Или эти, сквозь смех сказанные, ее слова «я сама себя не узнаю», или эти цветущие травы и ледники перед глазами придали ему смелости, только Щедров вдруг привлек Ульяшу, обнял ее и сказал:
— Ульяша, милая, я люблю тебя и прошу быть моей женой…
Он ждал ответа, а она молчала, и лицо ее покраснело еще больше, а в глазах показались слезы. Не зная, что ей сказать, он стал целовать ее торопливо, как бы боясь, что Ульяша вырвется, убежит и что больше он уже никогда ее не увидит.
Перед вечером, усталые, счастливые, они вернулись домой. Их встретила тетя Анюта, и они смотрели на нее смущенные, не зная, что ей сказать.
— Дорогая Анна Егоровна! — начал Щедров. — Мы с Ульяшей любим друг друга и решили пожениться.
— Бабуся, мы просим твоего согласия и твоего благословения, — покраснев, сказала Ульяша. — Ну что ты молчишь, бабуся? Скажи что-нибудь.
— Что вам сказать, дети мои? Сбылась, выходит, моя догадка. — Тетя Анюта прикрыла фартуком лицо, вытерла слезы. — Эх, была бы жива Ульяшина мать, ее благословение нужно. Да и у батька своего надобно просить согласия.
— Отец согласится, я знаю, — уверенно ответила Ульяша.
— Раз слюбились, то что с вами поделаешь. — Тетя Анюта снова вытерла слезы концом фартука. — Антон Иванович, вручаю тебе Ульяшу, мою единственную радость… Люби и береги ее так, как все эти девятнадцать годков я любила ее и берегла. Живите в любви и в согласии да меня, старую, не забывайте… А зараз садитесь к столу, а то небось проголодались.
После ужина Щедров и Ульяша ушли в комнату Щедрова, которую они уже считали своей, и это обидело тетю Анюту. Она хотела принести чай, а Ульяша опередила ее, взяла у нее чайник и сказала:
— Бабуся, теперь я сама, я сама!
Вот это — «я сама» — еще больше обидело старую женщину. Она вернулась в свою комнату, склонилась на подоконник и заплакала. «Знать, я уже им не нужна…»

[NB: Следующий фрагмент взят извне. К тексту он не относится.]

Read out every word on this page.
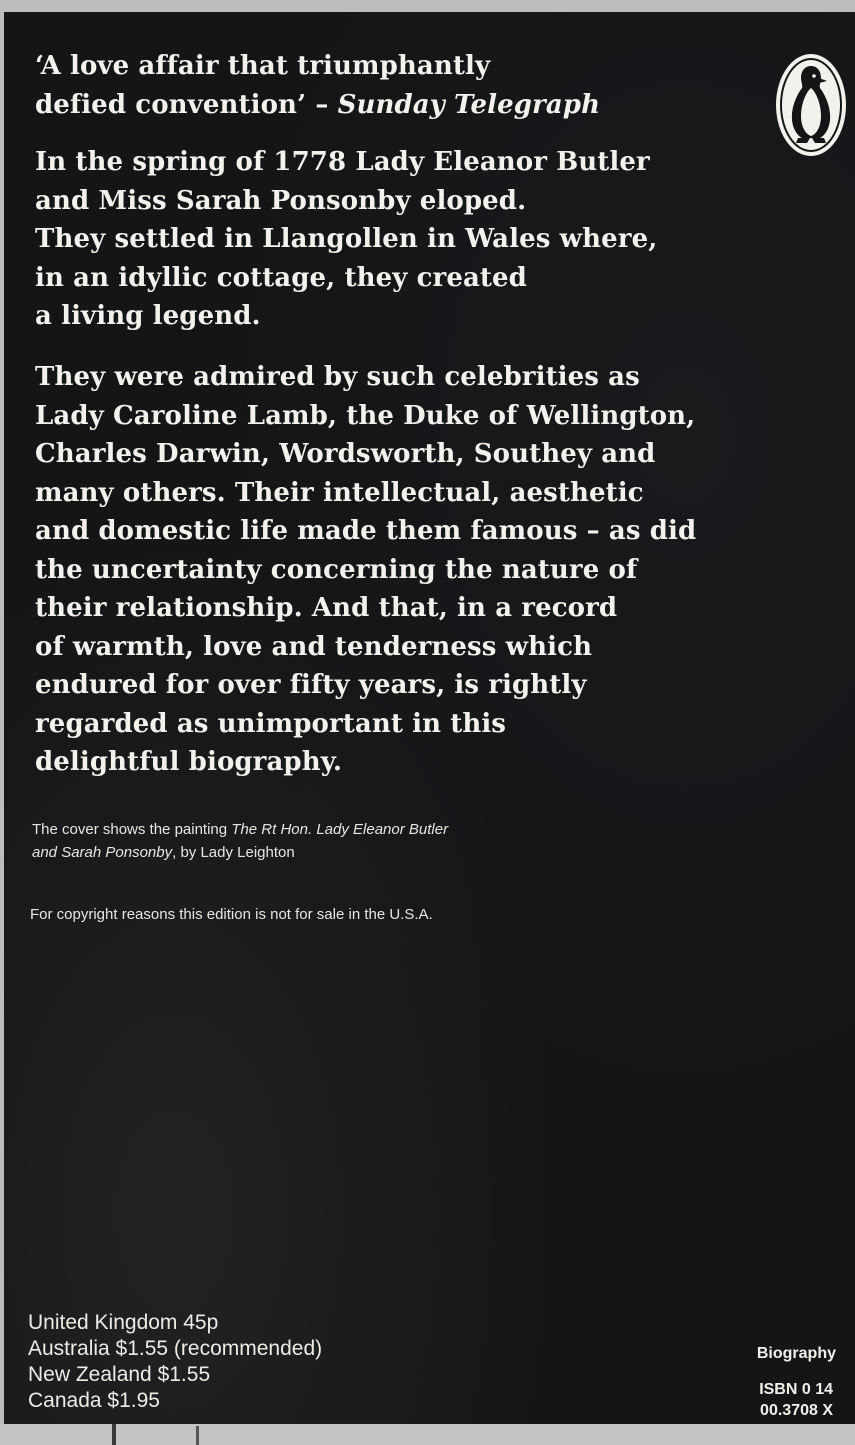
‘A love affair that triumphantly
defied convention’ – Sunday Telegraph

In the spring of 1778 Lady Eleanor Butler
and Miss Sarah Ponsonby eloped.
They settled in Llangollen in Wales where,
in an idyllic cottage, they created
a living legend.

They were admired by such celebrities as
Lady Caroline Lamb, the Duke of Wellington,
Charles Darwin, Wordsworth, Southey and
many others. Their intellectual, aesthetic
and domestic life made them famous – as did
the uncertainty concerning the nature of
their relationship. And that, in a record
of warmth, love and tenderness which
endured for over fifty years, is rightly
regarded as unimportant in this
delightful biography.

The cover shows the painting The Rt Hon. Lady Eleanor Butler
and Sarah Ponsonby, by Lady Leighton

For copyright reasons this edition is not for sale in the U.S.A.

United Kingdom 45p
Australia $1.55 (recommended)
New Zealand $1.55
Canada $1.95
Biography
ISBN 0 14
00.3708 X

А Ульяша появилась с чайником и с посудой, не скрывая от Щедрова то свое восторженное чувство, которое жило в ней и скрывать которое у нее не было ни сил, ни желания. Ей хотелось показать и самой себе и особенно Щедрову, что она уже не та Ульяша, какой была еще вчера; что и чай она принесла будто бы и так, как приносила раньше, а только уже совсем не так; и что хотя внешне она была все такой же беззаботной Ульяшей со смеющимися щеками, а вместе с тем она уже была совсем не та, которую еще вчера знал Щедров. Она и к нему была внимательна будто бы так же, как и раньше, а уже совсем не так: так может быть внимательной только любящая жена. Она говорила с ним на «ты», при этом смущенно улыбалась и смотрела на него иными глазами и с какой-то новой, еще ей самой непривычной улыбкой: так может смотреть и так может улыбаться только любящая жена. Она и чай наливала как-то так просто, умело и естественно, как его наливают своим мужьям одни только любящие жены. И то, что она не ушла, как бывало, принеся чай, уходила, а присела к столу, чтобы посидеть со Щедровым и посмотреть на него, — тоже говорило о том же: так могут сесть к столу только любящие и любимые жены.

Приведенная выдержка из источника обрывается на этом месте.